Indeed the lack of a demo could be a sign that the developer isn’t confident enough in their game. For example, you didn’t see a playable demo for Aliens: Colonial Marines for a very good reason – the game wasn’t good in any sense of the word. However Level-5 had no problem releasing one for Ni No Kuni: Wrath of the White Witch, as they knew that their game was fantastic.
In a recent trend publishers have decided to use demos, or indeed early access to games, in an interesting way. A few have promoted their game by throwing in a free demo for another upcoming title that they are also publishing. Case in point, Medal of Honor: Warfighter. EA bundled in a closed BETA key for a game that, at that moment in time, hadn’t been officially been announced: Battlefield 4. This is just another example of a publisher not having confidence in its product and feeling as though they have to include something that they know people will get excited for.

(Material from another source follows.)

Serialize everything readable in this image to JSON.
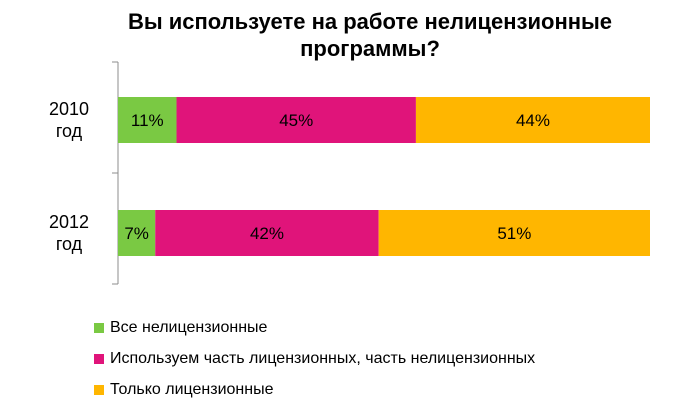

Sometimes however publishers will include a demo for an eagerly anticipated title with their game in order to get people to talking about their product. A couple of examples of this happening are the most recent Wolfenstein game, which came bundled with the previously unannounced Doom reboot. Perhaps more importantly, God of War: Ascension came with a demo for Naughty Dog’s masterpiece, The Last of Us. Ascension was not a bad game by any means, although it had relatively little hype for a God of War title. I have no doubt that at a good number of consumers bought the game just to get their hands on The Last of Us.
If the demo is dying a slow death I would like to give it a salute, an expression of gratitude for many years of entertainment, and protection from terrible games. You introduced me to brilliant games like Okami, and shielded me from the truly dreadful games like Bad Boys: Miami Takedown. For that I am truly grateful. So farewell my old friend, I hope to see you again someday, but until then, thank you.